By Eva Bjerring
MVRDV has printed a full farmhouse in Schijndel, a medieval village in the southern Netherlands and the hometown of MVRDV co-founder Winy Mass. Or at least left the skin of the town centres’ glass façade in the hands of a well-equipped fritting machine before wrapping the whole body in printed glass with motives from the best of the average from local history.
The Glass Farm is an exact 1.6 times mock up of a local, traditional farm housing shops, restaurants, offices and a wellness centre instead of geese and cows.
It is a brave and interesting take on how to upgrade an old, historical and emotional spot once housing the market square before it was largely destroyed during Second World War.
An uncompromising design takes a lot of compromises
The 1800 m2 glass skin with photorealistic motifs of different characteristics from the areas’ traditional farmhouses did not come about in a flash.
The design is the result of a divers series of very different projects and in the end great negotiation skills from the architects at MVRDV.
After having suggested 6 different designs, all of which were not accepted, the municipality of Schijndel together with the architect set up a design committee with citizens, future users, the municipality, the architect Winy Mass and other of interests and an opinion about the new city centre. Together they formed a set of rules about the new city centre.
“It took a long time to get to the seventh and final proposal. From the committee we were told not to build ‘too long’ or too short. In a compromise, we ended up with a length of 40 meters. In addition, the committee asked for a pitched roof to fit with the surroundings and give light to the streets, and by chance, we had created a sketch that looked a lot like the farms from the area, just exactly 1.6 times bigger,” project leader from MVRDV Gijs Rikken tells and continues:
“The committee then said: ‘if we do a barn-shape, we think it should be made from traditional materials like brick and tiles.
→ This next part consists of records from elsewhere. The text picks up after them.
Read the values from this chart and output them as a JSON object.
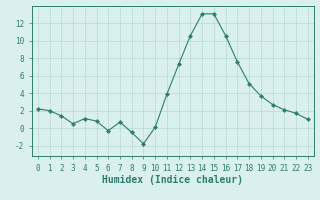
{
  "x": [
    0,
    1,
    2,
    3,
    4,
    5,
    6,
    7,
    8,
    9,
    10,
    11,
    12,
    13,
    14,
    15,
    16,
    17,
    18,
    19,
    20,
    21,
    22,
    23
  ],
  "y": [
    2.2,
    2.0,
    1.4,
    0.5,
    1.1,
    0.8,
    -0.3,
    0.7,
    -0.5,
    -1.8,
    0.1,
    3.9,
    7.3,
    10.6,
    13.1,
    13.1,
    10.6,
    7.6,
    5.1,
    3.7,
    2.7,
    2.1,
    1.7,
    1.0
  ],
  "line_color": "#2e7d6e",
  "marker": "D",
  "marker_size": 2,
  "background_color": "#d9f0ef",
  "grid_color": "#b8d8d4",
  "xlabel": "Humidex (Indice chaleur)",
  "xlim": [
    -0.5,
    23.5
  ],
  "ylim": [
    -3.2,
    14.0
  ],
  "yticks": [
    -2,
    0,
    2,
    4,
    6,
    8,
    10,
    12
  ],
  "xticks": [
    0,
    1,
    2,
    3,
    4,
    5,
    6,
    7,
    8,
    9,
    10,
    11,
    12,
    13,
    14,
    15,
    16,
    17,
    18,
    19,
    20,
    21,
    22,
    23
  ],
  "tick_fontsize": 5.5,
  "xlabel_fontsize": 7.0,
  "spine_color": "#2e7d6e",
  "tick_color": "#2e7d6e"
}
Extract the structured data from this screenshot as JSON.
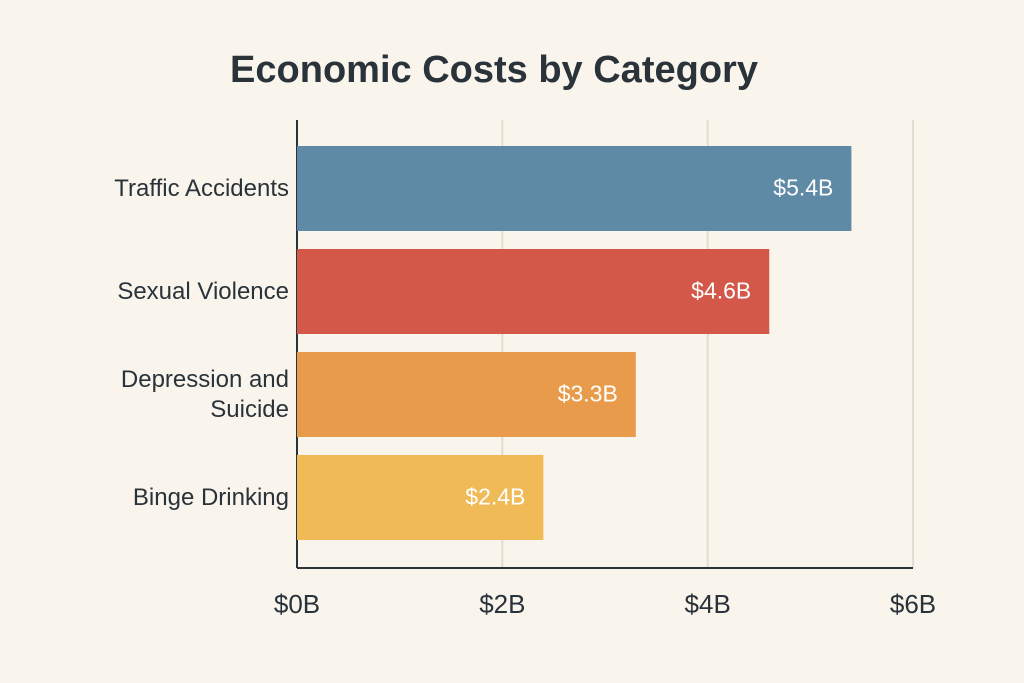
{
  "chart_data": {
    "type": "barh",
    "title": "Economic Costs by Category",
    "categories": [
      "Traffic Accidents",
      "Sexual Violence",
      "Depression and Suicide",
      "Binge Drinking"
    ],
    "values": [
      5.4,
      4.6,
      3.3,
      2.4
    ],
    "value_labels": [
      "$5.4B",
      "$4.6B",
      "$3.3B",
      "$2.4B"
    ],
    "colors": [
      "#5e8aa6",
      "#d4584a",
      "#e99b4c",
      "#f0bb57"
    ],
    "xlim": [
      0,
      6
    ],
    "xticks": [
      {
        "value": 0,
        "label": "$0B"
      },
      {
        "value": 2,
        "label": "$2B"
      },
      {
        "value": 4,
        "label": "$4B"
      },
      {
        "value": 6,
        "label": "$6B"
      }
    ],
    "grid": true
  }
}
Then Winy Mass asked: How about glass? ‘Yes’ they said – ‘glass is also traditional’ – and then our hands were free to do a barn, that looked like a barn without recreating the past.”
The average of the best
By printing the façade instead of actually building the lot MVRDV presents a very interesting and creative solution to how to upgrade a local style to the 21st century while keeping the identity of an old village.
The architects started mapping out all of the farms in the area, registering every detail and on this basis calculated an inclusive average of everything from the number of chimneys to the width of the doors.
Gijs Rikken tells: “The building is a community centre with the purpose of creating a social meeting place for all of the residents in Schijndel. By using the average of everything we found that we could create a building that inscribed itself in the area while avoiding emphasizing any particular feature or building over another.”
A glow in the dark
At first the committee was surprised and taken aback by the proposal that mildly put was not what they expected from a ‘local farm’-project, but the design grew on them and today the Glass Farm is highly appreciated by the villagers.
But the print has more to it than just mimicking the local style. The printed elements is a 1.6 times enlargement of the average measures, adding a playful and humorous tone to the building.
At night the more or less translucent façade glows in the dark lightening the town square, creating a welcoming and safe feel to the village centre.
Glass on the outside, steel on the inside
Having a full glass exterior shell meant that the design of the steel structure carrying the glass façade and roof, had to be extremely accurate.
“The structure of the building consists of concrete elements, while just the outer shell supporting the glass façade is steel. Steel is not as rigid as you could think, so we had to make a lot of adjustments to make all the elements come together correctly,” Gijs Rikken tells.
And you must say, that MVRDV has adjusted a lot of elements, not just the prefabricated ones, but every element of the building very intelligently meeting the needs of a village in growth. The building is a brave and yet refined and subdued take on a modern city centre in an old village.